FACTORS AFFECTING COMPANY VALUE WITH DIVIDEND POLICY AS MODERATION VARIABLES
DOI:
https://doi.org/10.32534/jpk.v10i2.3838Abstract
Abstract
The investment world is currently in an era that is unstable, uncertain, complex and ambiguous or can be called VUCA. This acronym was first used in the US Army, in the late 1980s to define conditions faced by military leaders in the war Whiteman, (1998). This is known by the unstable capital market in recent years. The purpose of this research is to examine the factors that affect firm value with dividend policy as a moderating variable. The research sample used companies listed on the IDX's LQ45 index for the 2016-2020 period.

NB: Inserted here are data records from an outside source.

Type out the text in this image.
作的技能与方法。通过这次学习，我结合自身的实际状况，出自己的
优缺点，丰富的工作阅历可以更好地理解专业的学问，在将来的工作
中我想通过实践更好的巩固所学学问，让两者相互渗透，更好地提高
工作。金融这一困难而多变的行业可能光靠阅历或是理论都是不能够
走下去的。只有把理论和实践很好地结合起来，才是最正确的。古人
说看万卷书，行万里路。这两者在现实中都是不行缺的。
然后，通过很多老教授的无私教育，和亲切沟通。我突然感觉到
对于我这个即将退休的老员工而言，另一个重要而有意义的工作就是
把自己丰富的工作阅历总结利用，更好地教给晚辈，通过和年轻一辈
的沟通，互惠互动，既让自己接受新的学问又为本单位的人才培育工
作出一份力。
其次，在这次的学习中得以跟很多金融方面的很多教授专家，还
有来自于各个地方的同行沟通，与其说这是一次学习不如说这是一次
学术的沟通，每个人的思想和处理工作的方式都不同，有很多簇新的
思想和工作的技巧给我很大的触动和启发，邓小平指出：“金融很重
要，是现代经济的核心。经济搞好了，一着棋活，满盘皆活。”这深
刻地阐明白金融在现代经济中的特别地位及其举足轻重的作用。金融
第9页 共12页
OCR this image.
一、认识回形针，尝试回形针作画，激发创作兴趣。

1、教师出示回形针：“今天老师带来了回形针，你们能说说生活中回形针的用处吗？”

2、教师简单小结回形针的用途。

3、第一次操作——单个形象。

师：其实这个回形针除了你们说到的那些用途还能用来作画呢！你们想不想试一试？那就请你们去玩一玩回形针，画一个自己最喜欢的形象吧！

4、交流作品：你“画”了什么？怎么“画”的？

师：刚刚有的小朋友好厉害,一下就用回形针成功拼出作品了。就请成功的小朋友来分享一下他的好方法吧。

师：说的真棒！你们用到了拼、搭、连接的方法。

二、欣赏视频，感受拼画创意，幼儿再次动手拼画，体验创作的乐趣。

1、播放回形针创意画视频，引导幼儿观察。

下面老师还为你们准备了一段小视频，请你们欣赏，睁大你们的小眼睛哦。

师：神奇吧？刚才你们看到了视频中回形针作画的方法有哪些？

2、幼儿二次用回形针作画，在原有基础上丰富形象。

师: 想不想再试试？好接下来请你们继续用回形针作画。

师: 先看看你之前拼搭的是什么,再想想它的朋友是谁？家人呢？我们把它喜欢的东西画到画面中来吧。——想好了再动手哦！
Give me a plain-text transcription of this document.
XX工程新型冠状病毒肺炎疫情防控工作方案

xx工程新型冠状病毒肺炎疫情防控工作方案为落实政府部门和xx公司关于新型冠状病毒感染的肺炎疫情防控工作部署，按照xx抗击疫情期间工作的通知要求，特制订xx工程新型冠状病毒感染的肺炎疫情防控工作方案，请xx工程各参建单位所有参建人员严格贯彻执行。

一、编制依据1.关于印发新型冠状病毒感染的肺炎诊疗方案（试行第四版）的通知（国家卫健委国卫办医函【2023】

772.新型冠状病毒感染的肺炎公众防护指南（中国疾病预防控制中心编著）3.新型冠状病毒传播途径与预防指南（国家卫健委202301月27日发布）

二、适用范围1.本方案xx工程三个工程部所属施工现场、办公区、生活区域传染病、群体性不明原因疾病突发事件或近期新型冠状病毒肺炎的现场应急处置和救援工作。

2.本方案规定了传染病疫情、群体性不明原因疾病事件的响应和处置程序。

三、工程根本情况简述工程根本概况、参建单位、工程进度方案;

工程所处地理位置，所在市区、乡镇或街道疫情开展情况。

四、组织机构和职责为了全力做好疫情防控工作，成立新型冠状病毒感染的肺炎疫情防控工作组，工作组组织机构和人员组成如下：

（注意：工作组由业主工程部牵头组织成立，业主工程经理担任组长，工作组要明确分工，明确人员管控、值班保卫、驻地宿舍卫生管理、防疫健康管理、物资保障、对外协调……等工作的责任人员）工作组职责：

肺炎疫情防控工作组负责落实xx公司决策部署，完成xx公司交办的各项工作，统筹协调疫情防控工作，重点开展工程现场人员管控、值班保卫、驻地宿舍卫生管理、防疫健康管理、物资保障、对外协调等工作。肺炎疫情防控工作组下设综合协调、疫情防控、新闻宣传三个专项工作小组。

The analysis used in this study was descriptive statistical tests, classical assumption tests, multiple linear regression analysis, model fit tests, and hypothesis testing. Based on the results of the research that has been done, it shows that profitability and institutional ownership have a significant positive effect on firm value. However, liquidity, leverage & dividend policy have no effect on firm value. The dividend policy is able to significantly moderate the influence of profitability on firm value. However, dividend policy is unable to moderate liquidity, leverage and institutional ownership in the LQ45 index for the 2016-2020 period. This research contributes to investors as a consideration in making investment decisions.